Il Giappone ha eseguito la sua prima pena di morte dal 2022 impiccando Takahiro Shiraishi, conosciuto dai media come il ‘killer di Twitter’. L’uomo, 34 anni, era stato condannato per aver attirato e ucciso nove persone, prevalentemente donne giovani, tra agosto e ottobre del 2017, dopo averle contattate tramite i social. I suoi crimini, scoperti in un appartamento di Zama, a sud di Tokyo, avevano sconvolto il Paese per l’efferatezza e la freddezza con cui erano stati compiuti, e avevano scatenato un dibattito nazionale sull’uso dei social media e sulla salute mentale.
Giappone, prima esecuzione dal 2022: impiccato il ‘killer di Twitter’
Il caso emerse quando la polizia, indagando sulla scomparsa di una ragazza, trovò nell’abitazione di Shiraishi resti umani suddivisi in contenitori frigoriferi. L’uomo aveva ammesso subito i delitti, affermando di aver cercato le vittime su Twitter selezionando persone con tendenze suicide. “Volevo approfittare della loro vulnerabilità”, disse durante il processo. La modalità con cui selezionava le vittime, promettendo loro comprensione o aiuto per porre fine alla vita, rese il caso ancora più agghiacciante. Nonostante una linea difensiva che puntava all’infermità mentale, la corte lo giudicò pienamente responsabile, condannandolo a morte nel 2020.

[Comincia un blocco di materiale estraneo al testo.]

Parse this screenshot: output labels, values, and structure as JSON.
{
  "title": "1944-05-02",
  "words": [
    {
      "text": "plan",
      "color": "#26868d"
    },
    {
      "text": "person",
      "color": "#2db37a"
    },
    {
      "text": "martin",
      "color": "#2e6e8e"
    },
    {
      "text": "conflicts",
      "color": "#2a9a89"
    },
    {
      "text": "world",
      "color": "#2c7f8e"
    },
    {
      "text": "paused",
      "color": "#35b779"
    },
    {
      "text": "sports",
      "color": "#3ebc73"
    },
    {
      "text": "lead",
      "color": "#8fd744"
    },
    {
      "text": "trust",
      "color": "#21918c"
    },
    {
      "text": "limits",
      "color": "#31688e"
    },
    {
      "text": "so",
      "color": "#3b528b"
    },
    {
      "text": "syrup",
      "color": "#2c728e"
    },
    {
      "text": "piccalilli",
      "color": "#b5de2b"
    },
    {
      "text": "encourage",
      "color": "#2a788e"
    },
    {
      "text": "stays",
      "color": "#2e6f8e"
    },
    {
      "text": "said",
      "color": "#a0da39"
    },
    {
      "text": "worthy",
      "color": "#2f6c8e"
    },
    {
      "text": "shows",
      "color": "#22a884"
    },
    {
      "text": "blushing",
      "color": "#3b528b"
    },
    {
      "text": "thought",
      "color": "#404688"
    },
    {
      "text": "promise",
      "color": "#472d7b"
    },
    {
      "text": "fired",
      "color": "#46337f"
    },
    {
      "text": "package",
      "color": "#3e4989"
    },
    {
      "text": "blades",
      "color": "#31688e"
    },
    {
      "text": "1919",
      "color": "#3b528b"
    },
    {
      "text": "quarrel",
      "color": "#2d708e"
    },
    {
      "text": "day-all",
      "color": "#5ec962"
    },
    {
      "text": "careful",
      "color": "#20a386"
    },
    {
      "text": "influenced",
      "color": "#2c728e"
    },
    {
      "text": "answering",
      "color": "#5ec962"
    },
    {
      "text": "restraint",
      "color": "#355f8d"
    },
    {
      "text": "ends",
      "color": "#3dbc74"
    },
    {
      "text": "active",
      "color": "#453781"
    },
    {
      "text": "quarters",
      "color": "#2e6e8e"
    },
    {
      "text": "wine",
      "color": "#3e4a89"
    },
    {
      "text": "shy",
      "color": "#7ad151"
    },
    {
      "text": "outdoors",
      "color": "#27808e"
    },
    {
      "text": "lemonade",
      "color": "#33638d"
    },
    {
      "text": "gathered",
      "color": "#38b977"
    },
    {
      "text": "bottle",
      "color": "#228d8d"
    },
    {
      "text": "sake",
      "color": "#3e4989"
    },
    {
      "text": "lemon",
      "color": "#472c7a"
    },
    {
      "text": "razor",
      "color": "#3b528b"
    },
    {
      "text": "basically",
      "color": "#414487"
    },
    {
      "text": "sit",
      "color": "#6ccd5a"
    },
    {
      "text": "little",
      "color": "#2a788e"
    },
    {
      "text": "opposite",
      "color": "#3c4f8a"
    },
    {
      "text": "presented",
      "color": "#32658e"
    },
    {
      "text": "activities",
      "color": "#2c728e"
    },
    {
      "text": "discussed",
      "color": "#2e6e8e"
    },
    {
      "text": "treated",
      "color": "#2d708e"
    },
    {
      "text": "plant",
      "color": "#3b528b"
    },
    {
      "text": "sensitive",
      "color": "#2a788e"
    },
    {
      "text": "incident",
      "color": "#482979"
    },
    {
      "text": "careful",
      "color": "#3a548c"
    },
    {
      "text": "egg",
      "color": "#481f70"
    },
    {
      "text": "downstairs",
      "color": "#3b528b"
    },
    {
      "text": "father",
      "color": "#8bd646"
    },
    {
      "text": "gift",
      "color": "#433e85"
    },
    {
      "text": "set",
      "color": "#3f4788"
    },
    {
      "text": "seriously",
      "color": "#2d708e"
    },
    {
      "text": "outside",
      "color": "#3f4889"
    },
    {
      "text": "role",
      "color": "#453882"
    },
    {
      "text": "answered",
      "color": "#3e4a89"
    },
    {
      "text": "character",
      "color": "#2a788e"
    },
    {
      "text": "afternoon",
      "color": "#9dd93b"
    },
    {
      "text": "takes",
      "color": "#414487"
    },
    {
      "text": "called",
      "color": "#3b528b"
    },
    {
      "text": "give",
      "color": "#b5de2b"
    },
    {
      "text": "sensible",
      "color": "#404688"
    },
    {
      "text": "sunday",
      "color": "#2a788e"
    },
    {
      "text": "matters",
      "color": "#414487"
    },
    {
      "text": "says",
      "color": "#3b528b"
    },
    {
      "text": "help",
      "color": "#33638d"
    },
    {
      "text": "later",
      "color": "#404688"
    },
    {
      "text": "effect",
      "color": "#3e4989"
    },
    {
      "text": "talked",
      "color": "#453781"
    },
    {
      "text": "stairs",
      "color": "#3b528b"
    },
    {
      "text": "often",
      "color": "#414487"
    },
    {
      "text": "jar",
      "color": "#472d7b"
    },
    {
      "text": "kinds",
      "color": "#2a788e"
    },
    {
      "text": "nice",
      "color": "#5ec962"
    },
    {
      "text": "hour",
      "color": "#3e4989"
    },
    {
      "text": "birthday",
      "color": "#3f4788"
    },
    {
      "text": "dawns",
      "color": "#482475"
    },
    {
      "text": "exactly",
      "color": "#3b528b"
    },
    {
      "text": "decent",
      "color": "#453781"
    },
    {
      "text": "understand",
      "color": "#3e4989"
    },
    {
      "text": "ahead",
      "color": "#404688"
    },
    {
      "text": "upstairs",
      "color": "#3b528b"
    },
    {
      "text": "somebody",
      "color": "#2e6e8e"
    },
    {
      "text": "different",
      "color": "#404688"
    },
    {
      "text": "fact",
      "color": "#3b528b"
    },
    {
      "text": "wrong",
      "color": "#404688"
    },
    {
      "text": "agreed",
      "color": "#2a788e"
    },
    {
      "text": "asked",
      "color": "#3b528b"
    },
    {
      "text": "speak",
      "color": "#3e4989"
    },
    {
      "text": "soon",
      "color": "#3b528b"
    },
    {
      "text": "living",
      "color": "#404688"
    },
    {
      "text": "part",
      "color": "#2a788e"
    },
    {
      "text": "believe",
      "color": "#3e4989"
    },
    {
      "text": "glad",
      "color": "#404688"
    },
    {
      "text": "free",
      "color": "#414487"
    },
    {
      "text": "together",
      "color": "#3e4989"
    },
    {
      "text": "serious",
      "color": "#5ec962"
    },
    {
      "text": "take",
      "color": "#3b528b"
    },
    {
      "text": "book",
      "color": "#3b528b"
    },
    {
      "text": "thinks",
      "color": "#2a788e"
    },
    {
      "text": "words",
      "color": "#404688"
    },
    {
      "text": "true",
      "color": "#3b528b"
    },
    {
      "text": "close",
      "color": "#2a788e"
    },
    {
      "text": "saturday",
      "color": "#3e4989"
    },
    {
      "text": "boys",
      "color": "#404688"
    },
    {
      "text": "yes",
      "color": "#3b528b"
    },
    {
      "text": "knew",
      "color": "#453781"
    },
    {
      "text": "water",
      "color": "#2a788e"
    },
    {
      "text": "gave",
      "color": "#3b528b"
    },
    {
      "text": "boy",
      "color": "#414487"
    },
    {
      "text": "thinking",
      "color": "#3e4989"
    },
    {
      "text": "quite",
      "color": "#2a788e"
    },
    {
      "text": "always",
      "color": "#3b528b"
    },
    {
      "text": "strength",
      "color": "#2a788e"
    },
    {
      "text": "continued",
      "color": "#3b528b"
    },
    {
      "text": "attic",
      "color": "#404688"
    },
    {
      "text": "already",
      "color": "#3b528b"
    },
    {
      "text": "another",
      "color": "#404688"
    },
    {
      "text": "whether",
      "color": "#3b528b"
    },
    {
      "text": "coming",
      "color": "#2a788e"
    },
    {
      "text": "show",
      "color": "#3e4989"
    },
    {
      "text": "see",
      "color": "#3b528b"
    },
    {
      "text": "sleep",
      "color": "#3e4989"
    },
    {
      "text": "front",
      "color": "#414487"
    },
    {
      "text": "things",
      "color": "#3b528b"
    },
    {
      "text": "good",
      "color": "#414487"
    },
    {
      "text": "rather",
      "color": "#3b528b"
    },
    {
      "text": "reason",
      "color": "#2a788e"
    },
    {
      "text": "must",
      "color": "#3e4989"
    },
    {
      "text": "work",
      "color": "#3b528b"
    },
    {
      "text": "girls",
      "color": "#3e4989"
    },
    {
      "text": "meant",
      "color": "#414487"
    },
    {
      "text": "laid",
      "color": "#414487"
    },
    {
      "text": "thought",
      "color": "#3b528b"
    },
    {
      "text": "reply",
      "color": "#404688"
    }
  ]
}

L’esecuzione e il sistema giapponese
Il ministero della Giustizia di Tokyo ha confermato l’impiccagione, avvenuta all’alba, nella casa circondariale di Tokyo. La procedura è stata avvolta, come da prassi, nella più totale riservatezza: la famiglia del condannato e il suo avvocato sarebbero stati informati solo poche ore prima. In Giappone, il sistema delle esecuzioni resta uno dei più opachi tra quelli delle democrazie avanzate. I detenuti nel braccio della morte, una trentina circa, non sanno mai con certezza il giorno dell’esecuzione, che avviene senza preavviso né possibilità di commiato per i familiari. Anche in questo caso, i dettagli ufficiali sono stati diffusi solo dopo che la sentenza è stata eseguita.
Una pena sostenuta dall’opinione pubblica
Nonostante le pressioni internazionali e gli appelli di organizzazioni come Amnesty International, il Giappone continua a mantenere la pena capitale, sostenuto da una maggioranza dell’opinione pubblica. Secondo sondaggi recenti, oltre il 70% dei cittadini giapponesi ritiene che la pena di morte sia necessaria per i crimini più efferati. Il caso di Shiraishi ha rafforzato questa convinzione: la ferocia dei delitti, il numero delle vittime e la premeditazione dimostrata hanno lasciato un segno profondo nella società. La ministra della Giustizia, Riko Fukuda, ha dichiarato che l’esecuzione “è stata eseguita in conformità con la legge e dopo un attento esame del caso”.
Un dibattito acceso su giustizia e prevenzione
L’esecuzione ha riacceso il dibattito interno sul ruolo della pena di morte e sul funzionamento del sistema giudiziario. Le associazioni per i diritti umani denunciano la mancanza di trasparenza e l’eccessiva rigidità delle procedure, mentre diversi intellettuali chiedono una revisione del codice penale, che in molti punti risale ancora al periodo Meiji. Al centro del dibattito anche l’uso dei social media per adescare le vittime: dopo il caso Shiraishi, il governo ha introdotto alcune misure di monitoraggio dei contenuti su Twitter e altre piattaforme, ma molti ritengono che la regolamentazione sia ancora insufficiente. “La tecnologia ha superato la nostra capacità di proteggere i più vulnerabili”, ha affermato un parlamentare dell’opposizione.
Memoria delle vittime e impatto sociale
Le famiglie delle vittime, che avevano chiesto giustizia, hanno accolto l’esecuzione con parole di sollievo ma anche di dolore. “Nulla ci restituirà ciò che abbiamo perso”, ha detto il padre di una delle ragazze uccise. La città di Zama, teatro della vicenda, ha istituito un fondo per il sostegno psicologico ai familiari delle vittime di crimini violenti, mentre nelle scuole locali sono stati avviati percorsi educativi sui rischi legati all’uso dei social. Il trauma lasciato dal caso Shiraishi continua a farsi sentire nella società giapponese, e la sua esecuzione, pur vista da molti come atto di giustizia, riapre ferite mai completamente rimarginate.